Furthermore, given the understated prominence of Islamists in the Syrian revolution, there was reason to believe that Syria, after Assad, might come under Islamist rule.  This could happen democratically, or undemocratically.  And given such rule, there was reason to believe that, quite possibly, religious minorities would be persecuted.  There might even be massacres, especially of Christians perceived as Assad loyalists.

Given all this, did the secular and liberal Muslim opposition really even have a hard choice?  It would be polite to say this, but untrue.  There was no choice.  To avoid unending mass torture and slaughter, the liberals would have to accept Islamists as allies, perhaps as leaders.  Given the absolute necessity of stopping Assad, no other course of action was even worth considering.

In the first place, Assad's determination and brutality, unprecedented in a region which has seen much brutality, was underwritten by a sizable professional army, an air force against which the rebels had no defence, and virtually unlimited supplies of manpower from Iran's proxies, as well as virtually unlimited resupply of equipment from Russia.  The very thought that the rebels could overcome this without full cooperation with Islamists, was absurd.  And a failed revolt meant more than defeat; it meant unlimited and unending slaughter, for decades.  So even if it meant submission to Islamists, there was no viable alternative.
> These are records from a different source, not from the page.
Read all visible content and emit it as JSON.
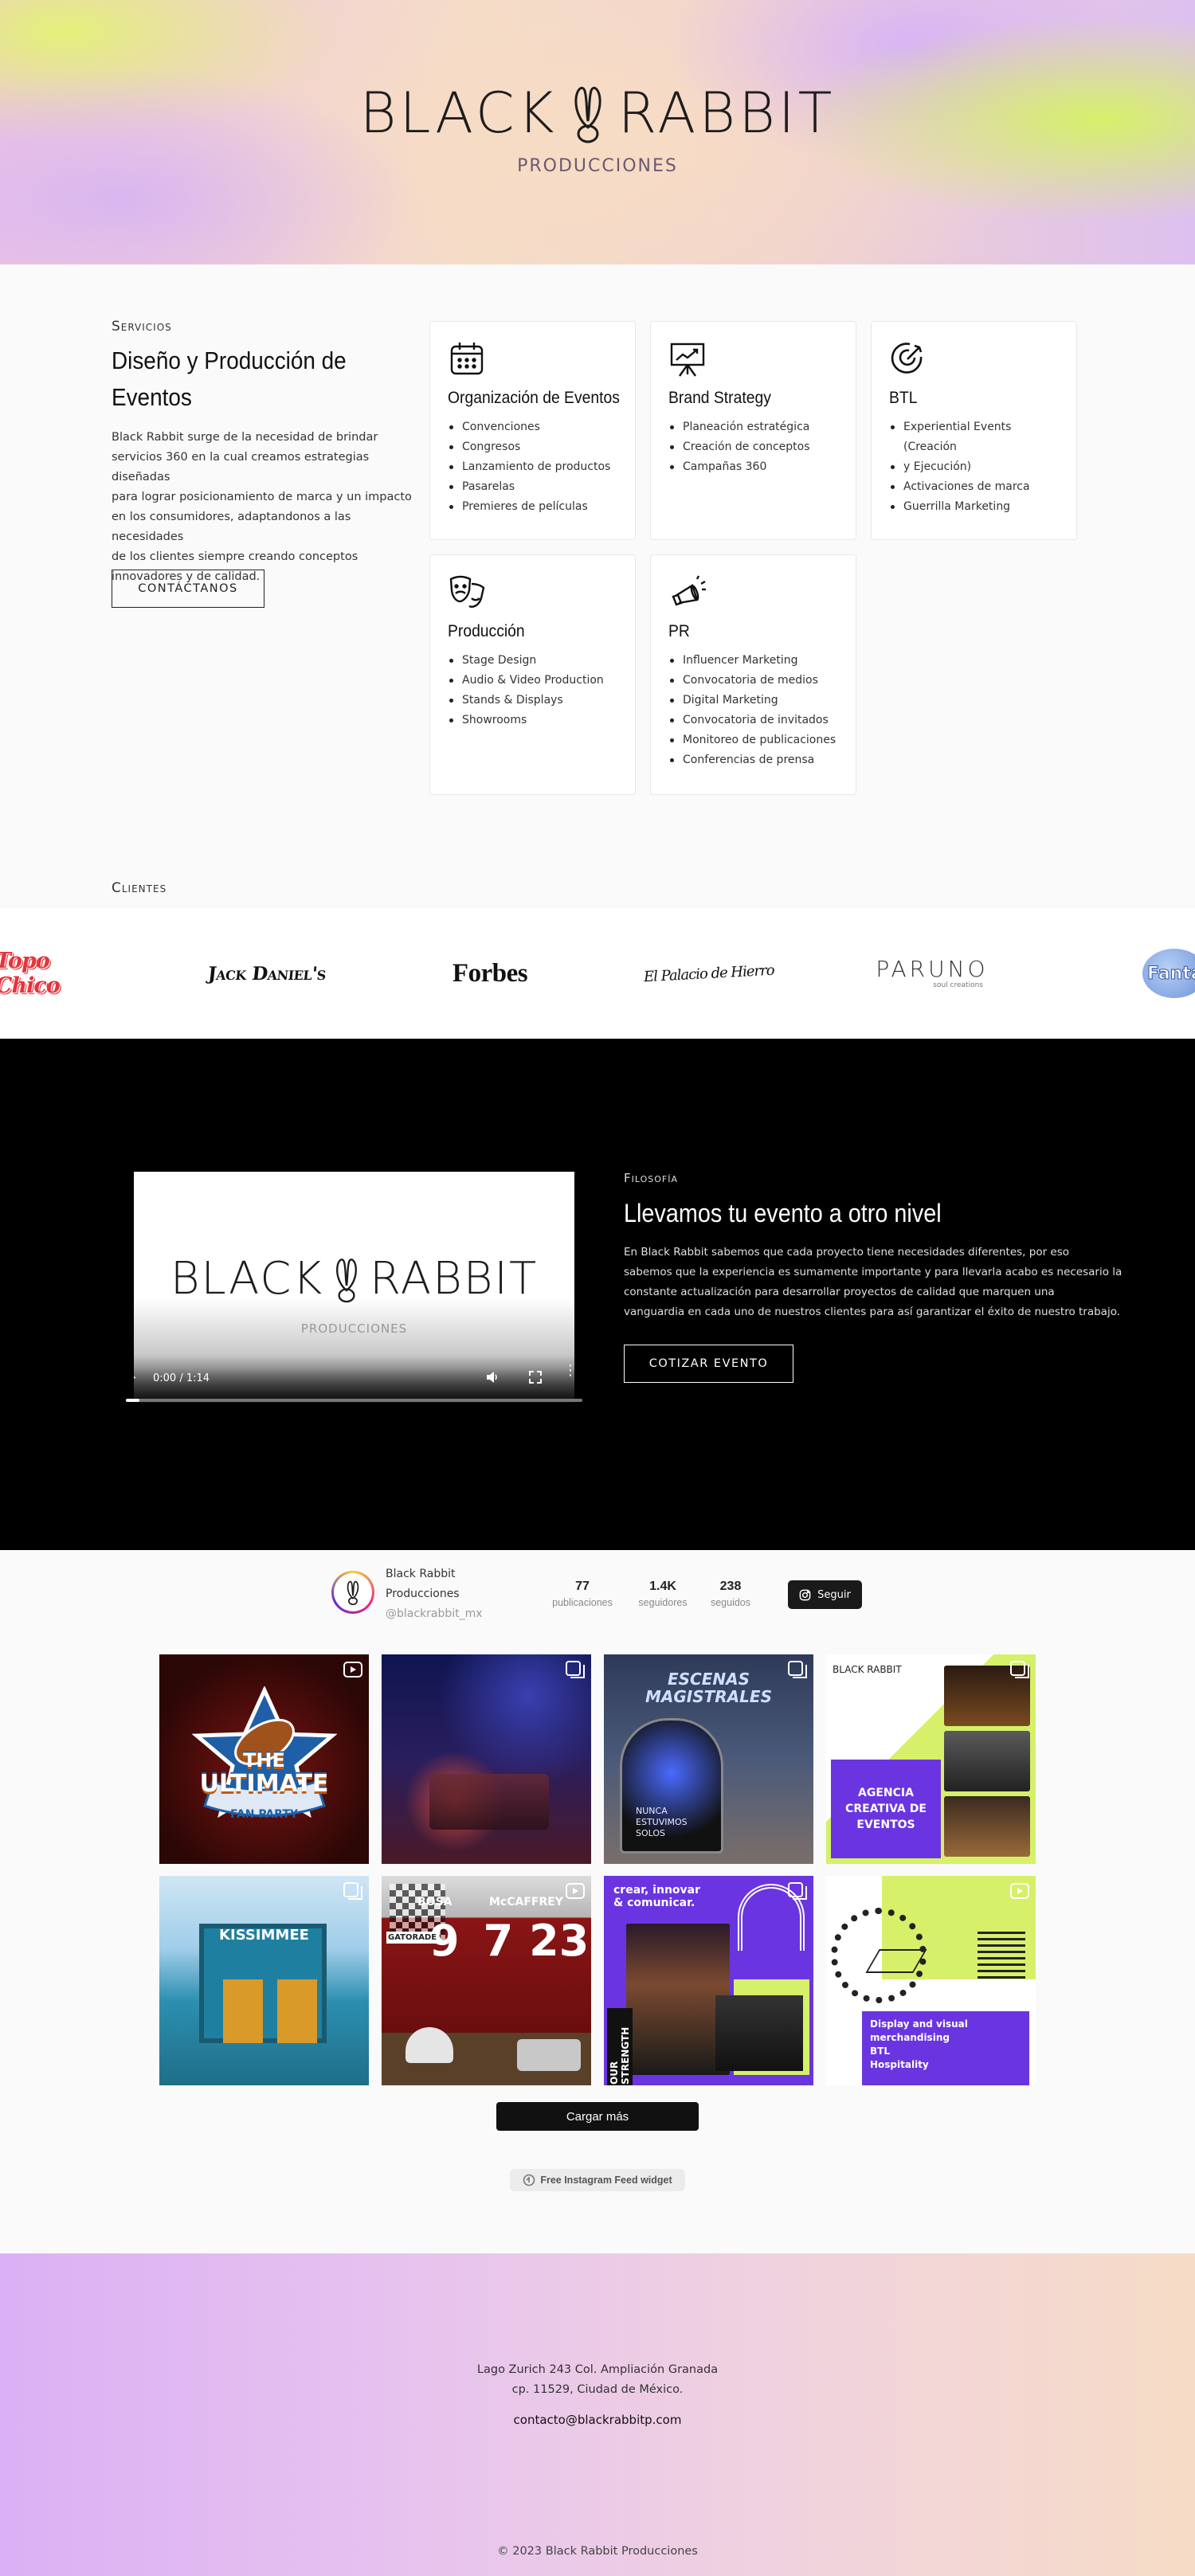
{
  "hero": {
    "brand_left": "BLACK",
    "brand_right": "RABBIT",
    "brand_sub": "PRODUCCIONES",
    "logo_icon": "rabbit-ears-icon"
  },
  "services": {
    "eyebrow": "Servicios",
    "title_line1": "Diseño y Producción de",
    "title_line2": "Eventos",
    "description_lines": [
      "Black Rabbit surge de la necesidad de brindar",
      "servicios 360 en la cual creamos estrategias diseñadas",
      "para lograr posicionamiento de marca y un impacto",
      "en los consumidores, adaptandonos a las necesidades",
      "de los clientes siempre creando conceptos",
      "innovadores y de calidad."
    ],
    "cta_label": "CONTÁCTANOS",
    "cards": [
      {
        "icon": "calendar-icon",
        "title": "Organización de Eventos",
        "items": [
          "Convenciones",
          "Congresos",
          "Lanzamiento de productos",
          "Pasarelas",
          "Premieres de películas"
        ]
      },
      {
        "icon": "presentation-board-icon",
        "title": "Brand Strategy",
        "items": [
          "Planeación estratégica",
          "Creación de conceptos",
          "Campañas 360"
        ]
      },
      {
        "icon": "target-icon",
        "title": "BTL",
        "items": [
          "Experiential Events (Creación",
          "y Ejecución)",
          "Activaciones de marca",
          "Guerrilla Marketing"
        ]
      },
      {
        "icon": "theater-masks-icon",
        "title": "Producción",
        "items": [
          "Stage Design",
          "Audio & Video Production",
          "Stands & Displays",
          "Showrooms"
        ]
      },
      {
        "icon": "megaphone-icon",
        "title": "PR",
        "items": [
          "Influencer Marketing",
          "Convocatoria de medios",
          "Digital Marketing",
          "Convocatoria de invitados",
          "Monitoreo de publicaciones",
          "Conferencias de prensa"
        ]
      }
    ]
  },
  "clients": {
    "eyebrow": "Clientes",
    "logos": [
      "Topo Chico",
      "Jack Daniel's",
      "Forbes",
      "El Palacio de Hierro",
      "PARUNO",
      "soul creations",
      "Fanta"
    ]
  },
  "philosophy": {
    "eyebrow": "Filosofía",
    "title": "Llevamos tu evento a otro nivel",
    "description_lines": [
      "En Black Rabbit sabemos que cada proyecto tiene necesidades diferentes, por eso",
      "sabemos que la experiencia es sumamente importante y para llevarla acabo es necesario la",
      "constante actualización para desarrollar proyectos de calidad que marquen una",
      "vanguardia en cada uno de nuestros clientes para así garantizar el éxito de nuestro trabajo."
    ],
    "cta_label": "COTIZAR EVENTO",
    "video": {
      "brand_left": "BLACK",
      "brand_right": "RABBIT",
      "brand_sub": "PRODUCCIONES",
      "time": "0:00 / 1:14",
      "progress": 0.03
    }
  },
  "instagram": {
    "name_line1": "Black Rabbit",
    "name_line2": "Producciones",
    "handle": "@blackrabbit_mx",
    "stats": [
      {
        "value": "77",
        "label": "publicaciones"
      },
      {
        "value": "1.4K",
        "label": "seguidores"
      },
      {
        "value": "238",
        "label": "seguidos"
      }
    ],
    "follow_label": "Seguir",
    "load_more_label": "Cargar más",
    "widget_label": "Free Instagram Feed widget",
    "posts": [
      {
        "kind": "reel",
        "text1": "THE",
        "text2": "ULTIMATE",
        "text3": "FAN PARTY"
      },
      {
        "kind": "album",
        "text1": "",
        "text2": "",
        "text3": ""
      },
      {
        "kind": "album",
        "text1": "ESCENAS",
        "text2": "MAGISTRALES",
        "text3": "NUNCA ESTUVIMOS SOLOS"
      },
      {
        "kind": "album",
        "text1": "BLACK RABBIT",
        "text2": "AGENCIA CREATIVA DE EVENTOS",
        "text3": ""
      },
      {
        "kind": "album",
        "text1": "KISSIMMEE",
        "text2": "",
        "text3": ""
      },
      {
        "kind": "reel",
        "text1": "BOSA",
        "text2": "McCAFFREY",
        "text3": "GATORADE"
      },
      {
        "kind": "album",
        "text1": "crear, innovar & comunicar.",
        "text2": "OUR STRENGTH",
        "text3": ""
      },
      {
        "kind": "reel",
        "text1": "Display and visual merchandising",
        "text2": "BTL",
        "text3": "Hospitality"
      }
    ]
  },
  "footer": {
    "address_line1": "Lago Zurich 243 Col. Ampliación Granada",
    "address_line2": "cp. 11529, Ciudad de México.",
    "email": "contacto@blackrabbitp.com",
    "copyright": "© 2023 Black Rabbit Producciones"
  },
  "colors": {
    "accent_lime": "#d6f06a",
    "accent_purple": "#6a35e0",
    "dark": "#111111"
  }
}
In the second place, the anti-Islamists mislead when they put radical Islamists in the same category as extremists like ISIS, much less extreme monsters like Assad.  Many Islamists might be called extreme in their social or cultural doctrines, but that doesn't translate into extreme savagery.  While Islamists factions certainly have committed atrocities in the civil war, so have all the other participants, including 'The Coalition'.  It's the scale that counts, and by that criterion even the most 'extreme' Islamists are very moderate, despite what some consider their immoderate domestic agenda.

In the third place, the mere possibility of future atrocities carries no weight against the ongoing absolute certainty of present atrocities.  What the Islamists might do in power, what might be done to prevent atrocities, and by whom, are all purely speculative.  Taking the dangers seriously doesn't justify preferring possibility to reality.  There was no stopping the deaths of hundreds of thousands without full-fledged support for the Islamists - though even that might not have been enough.

This might be considered crying over spilt milk.  But what of the future?  Non-Islamists cling to fantasies about 'their' revolution.  It wasn't hijacked by Islamists.  There will never be a successful revolution in the Middle East without Islamists, because the oppressors are overwhelmingly anti-Islamist and because the small minority of nice anti-Islamists cannot muster enough strength to overcome cruel, well-equipped militaries.  In short, until nice people abandon their dreams and accept an Islamist future, there is no hope.